L’attenzione di politica e media è sempre più focalizzata sulla legittima difesa, ma forse problemi e soluzioni sono diversi da quelli sollevati
Negli ultimi giorni si è riacceso – semmai si fosse spento – il dibattito sulla legittima difesa (soprattutto domestica): Matteo Salvini il 25 aprile era a Verona ad una manifestazione per propugnare l’introduzione della presunzione di legittima difesa; Matteo Renzi nel confronto per le primarie del PD ha detto che in merito “si deve fare di più”, mentre il responsabile PD per la giustizia Davide Ermini ha parlato delle varie proposte di legge sul tavolo per modificare l’istituto.

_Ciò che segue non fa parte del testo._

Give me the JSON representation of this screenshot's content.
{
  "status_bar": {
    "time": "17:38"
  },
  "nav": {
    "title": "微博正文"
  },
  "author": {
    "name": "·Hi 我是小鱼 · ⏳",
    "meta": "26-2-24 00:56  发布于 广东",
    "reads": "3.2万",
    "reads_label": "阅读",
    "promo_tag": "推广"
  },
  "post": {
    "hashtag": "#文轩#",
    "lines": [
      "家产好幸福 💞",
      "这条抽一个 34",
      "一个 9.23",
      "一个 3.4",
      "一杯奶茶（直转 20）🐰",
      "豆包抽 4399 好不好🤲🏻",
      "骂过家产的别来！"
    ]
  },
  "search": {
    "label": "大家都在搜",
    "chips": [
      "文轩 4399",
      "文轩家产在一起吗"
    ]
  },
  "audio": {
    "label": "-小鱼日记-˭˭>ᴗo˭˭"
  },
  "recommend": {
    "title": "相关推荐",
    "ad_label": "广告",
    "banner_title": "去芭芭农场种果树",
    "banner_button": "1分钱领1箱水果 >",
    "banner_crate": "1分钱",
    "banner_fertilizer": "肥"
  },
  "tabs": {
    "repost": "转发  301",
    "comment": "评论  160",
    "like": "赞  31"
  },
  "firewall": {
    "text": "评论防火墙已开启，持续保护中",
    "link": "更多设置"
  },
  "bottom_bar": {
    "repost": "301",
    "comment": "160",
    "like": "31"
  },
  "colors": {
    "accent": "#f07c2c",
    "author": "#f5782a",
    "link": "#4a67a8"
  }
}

L’estensione della legittima difesa, non a caso, sta diventando la nuova frontiera delle promesse elettorali: mentre prima, nel manuale del perfetto politicante, alla voce “impegni da prendere in campagna elettorale” si trovavano solamente elementi quali l’abbassamento delle tasse e l’innalzamento del tasso di occupazione, ora nello stesso catalogo troviamo anche il miglioramento dell’articolo 52 del nostro codice penale e delle disposizioni che vi fanno riferimento.

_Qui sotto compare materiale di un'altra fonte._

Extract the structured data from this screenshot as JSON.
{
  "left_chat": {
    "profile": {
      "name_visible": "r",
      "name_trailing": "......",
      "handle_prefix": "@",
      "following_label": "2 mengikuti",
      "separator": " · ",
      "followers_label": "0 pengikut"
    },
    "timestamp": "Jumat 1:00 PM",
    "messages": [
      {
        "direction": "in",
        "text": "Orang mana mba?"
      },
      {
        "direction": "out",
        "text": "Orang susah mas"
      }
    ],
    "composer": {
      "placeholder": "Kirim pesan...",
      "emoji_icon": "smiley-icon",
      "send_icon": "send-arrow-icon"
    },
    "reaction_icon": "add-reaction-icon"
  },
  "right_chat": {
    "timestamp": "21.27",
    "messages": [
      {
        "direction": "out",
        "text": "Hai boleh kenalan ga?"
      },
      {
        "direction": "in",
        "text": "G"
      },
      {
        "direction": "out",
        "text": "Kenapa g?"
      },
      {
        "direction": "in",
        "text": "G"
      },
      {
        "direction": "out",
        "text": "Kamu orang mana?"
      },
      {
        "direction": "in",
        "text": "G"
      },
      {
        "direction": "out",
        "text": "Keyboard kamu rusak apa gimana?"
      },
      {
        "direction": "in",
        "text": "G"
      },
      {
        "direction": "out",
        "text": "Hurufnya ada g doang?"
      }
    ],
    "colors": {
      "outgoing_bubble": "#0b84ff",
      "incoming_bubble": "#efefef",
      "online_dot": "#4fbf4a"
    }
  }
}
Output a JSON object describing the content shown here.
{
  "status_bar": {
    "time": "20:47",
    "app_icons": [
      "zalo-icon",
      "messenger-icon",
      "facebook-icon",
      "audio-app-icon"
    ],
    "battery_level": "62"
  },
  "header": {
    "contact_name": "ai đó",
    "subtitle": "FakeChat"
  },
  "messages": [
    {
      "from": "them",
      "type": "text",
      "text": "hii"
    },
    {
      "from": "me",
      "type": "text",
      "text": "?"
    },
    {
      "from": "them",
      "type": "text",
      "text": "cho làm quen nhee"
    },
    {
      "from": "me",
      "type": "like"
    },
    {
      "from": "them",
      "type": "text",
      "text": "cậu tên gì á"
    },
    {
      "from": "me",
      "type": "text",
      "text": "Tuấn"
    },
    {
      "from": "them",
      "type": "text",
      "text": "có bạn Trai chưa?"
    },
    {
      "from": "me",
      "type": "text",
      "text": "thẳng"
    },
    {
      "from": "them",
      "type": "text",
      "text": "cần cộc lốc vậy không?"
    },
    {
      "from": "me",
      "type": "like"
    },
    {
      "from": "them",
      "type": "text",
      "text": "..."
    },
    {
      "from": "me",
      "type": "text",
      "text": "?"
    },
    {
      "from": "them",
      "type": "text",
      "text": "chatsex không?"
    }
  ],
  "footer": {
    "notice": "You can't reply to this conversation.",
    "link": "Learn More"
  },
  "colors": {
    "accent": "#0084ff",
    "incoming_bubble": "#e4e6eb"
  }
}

Affrontare la tematica e tracciare i profili della legittima difesa va fatto anzitutto uscendo da quest’ottica di “votebaiting” propria del mondo politico e valutando profili più attinenti la prassi in materia. Si cercheranno quindi di prendere in considerazione la norma attuale e le diverse posizioni, esaminando pro e contro anche di quelle più estreme; da chi vorrebbe una concessione legislativa per poter impersonare Lucky Luke a chi invece, molto cristianamente, porgerebbe l’altra guancia e, perché no, il mento e la nuca.

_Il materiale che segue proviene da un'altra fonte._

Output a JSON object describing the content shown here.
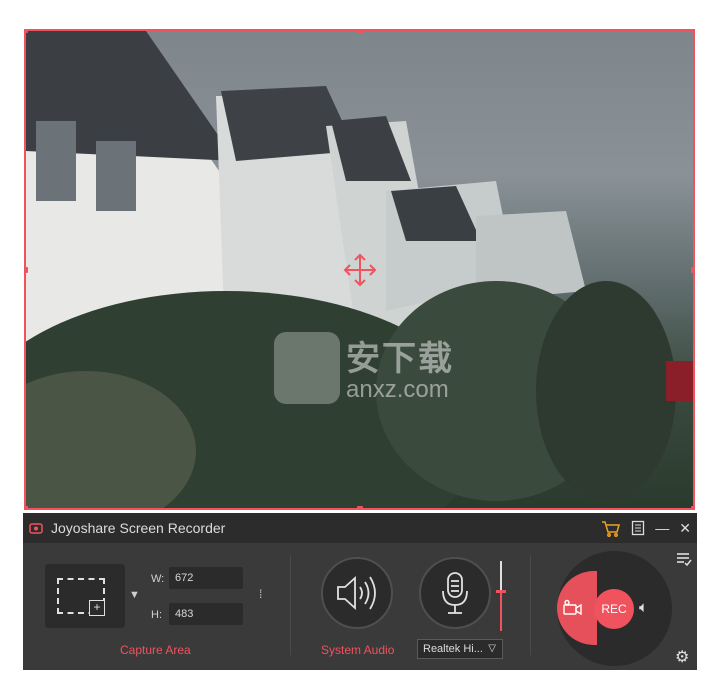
{
  "app": {
    "title": "Joyoshare Screen Recorder"
  },
  "watermark": {
    "brand": "安下载",
    "site": "anxz.com"
  },
  "capture": {
    "width_label": "W:",
    "height_label": "H:",
    "width_value": "672",
    "height_value": "483",
    "caption": "Capture Area"
  },
  "audio": {
    "system_caption": "System Audio",
    "mic_device": "Realtek Hi...",
    "mic_volume_fraction": 0.57
  },
  "record": {
    "label": "REC"
  },
  "colors": {
    "accent": "#f0525e",
    "panel": "#3a3a3a",
    "titlebar": "#2c2c2c"
  }
}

A costo di risultare noiosi, è necessario partire dal dato normativo, citando proprio l’articolo 52, per farlo conoscere anche a chi non lo abbia mai letto:
“Non è punibile chi ha commesso il fatto per esservi stato costretto dalla necessità di difendere un diritto proprio od altrui contro il pericolo attuale di un’offesa ingiusta, sempre che la difesa sia proporzionata all’offesa.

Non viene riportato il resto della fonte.